The majority (97%) of employers across the social care sector experienced skills shortages last year, according to new research released by leading specialist in workforce solutions and recruitment, Hays.

The research, which received nearly 380 responses from employers and professionals across social care, reveals that competition from other employers is the main cause of skills shortages (66%) followed by pay levels (54%).

The skills gap is reportedly having a negative impact on employee morale (65%), care delivery (65%) and productivity (45%), so what can hiring managers do to overcome these shortages and attract and retain the top talent?

Pay an even greater priority for professionals today

According to the research, over half (52%) of social care professionals intend to move jobs in the next 12 months and almost two thirds (65%) say they are dissatisfied with their current role as the salary is too low. The top reason professionals want to move jobs is due to their salary and benefits package (27%).

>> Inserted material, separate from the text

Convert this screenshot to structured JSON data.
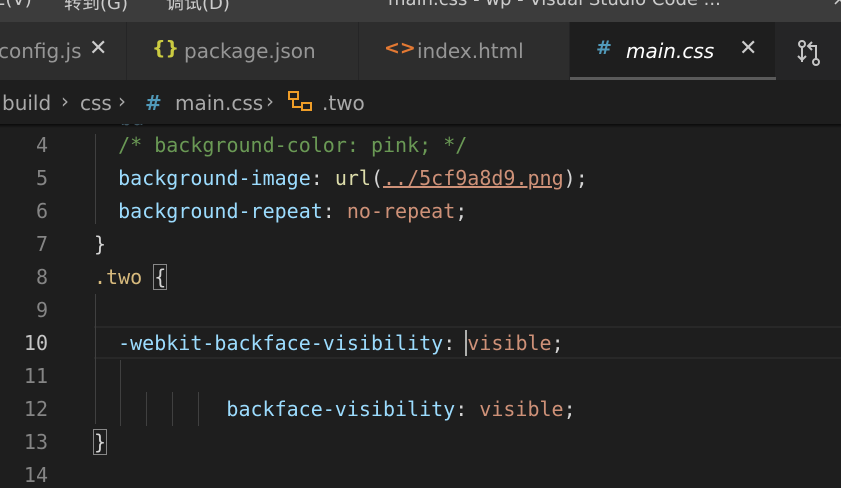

The economic landscape is impacting career plans across social care, as close to half (45%) of professionals are more inclined to move jobs due to the rising cost of living, and social care employers say the cost of living is currently posing the greatest external challenge (74%).

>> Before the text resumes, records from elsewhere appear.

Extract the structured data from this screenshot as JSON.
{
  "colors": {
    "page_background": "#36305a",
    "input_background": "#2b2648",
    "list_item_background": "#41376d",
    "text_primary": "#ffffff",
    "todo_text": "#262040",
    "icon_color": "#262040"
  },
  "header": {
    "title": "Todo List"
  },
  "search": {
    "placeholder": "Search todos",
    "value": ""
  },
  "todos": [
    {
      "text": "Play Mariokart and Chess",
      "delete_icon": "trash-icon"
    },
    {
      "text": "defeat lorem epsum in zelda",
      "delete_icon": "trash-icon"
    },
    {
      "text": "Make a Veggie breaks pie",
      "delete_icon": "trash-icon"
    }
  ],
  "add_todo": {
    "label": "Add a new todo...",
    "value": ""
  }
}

An organisation’s purpose crucial to attract talent

Whilst pay is important to social care professionals, working for an organisation with a strong sense of purpose is also essential and was cited by 97% of professionals as a deciding factor when assessing a new role – a slight increase from last year (95%).

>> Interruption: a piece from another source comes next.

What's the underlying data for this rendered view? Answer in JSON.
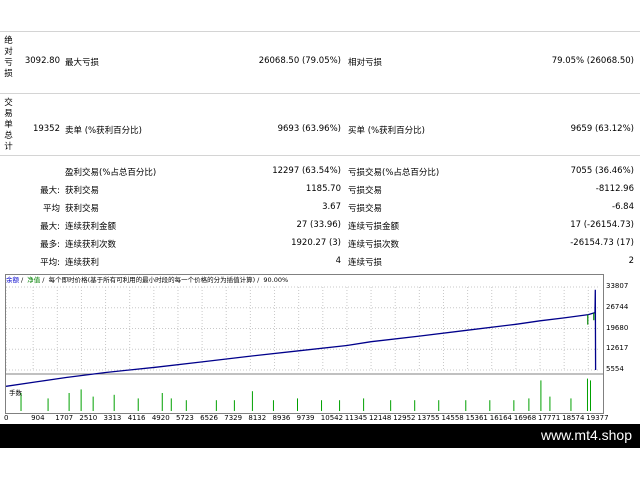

When it comes to demonstrating an organisation’s purpose, social care professionals want employers to showcase that their company works with charities (48%), has clear goals and achievements for meeting ESG targets (41%) and recognises awareness days with a clear call to action (40%).

Different hiring methods key to combating skills shortages

With skills-based hiring on the up, nearly seven out of ten social care employers (68%) say it’s not important for potential employees to have a degree. Hiring for potential is another solution; most (88%) social care employers say they are likely to hire a professional who does not possess all the required skills, with the intention of upskilling them.

To help directly address skill shortages, over half (52%) of organisations are actively hiring older workers over the age of 50 and more than half (56%) of employers have adopted flexible working approaches in an effort to attract and retain staff.

Brendan Ryan, Director at Hays specialising in Social Care, comments: “Over the last 12 months, we’ve seen the ongoing skills shortages across social care intensify the competition for talent, and grappling for talent is expected to remain a challenge for employers in the year ahead.

As our research demonstrates, offering an attractive salary and benefits package, being open to alternate ways of hiring and having a strong purpose that is communicated throughout the employee life cycle are all effective ways to attract the top talent today.

Talent retention is another internal challenge social care employers must contend; offering career development opportunities, so professionals have the chance to upskill and progress, is a tried and tested way of holding on to staff and creating, rather than solely consuming, talent.”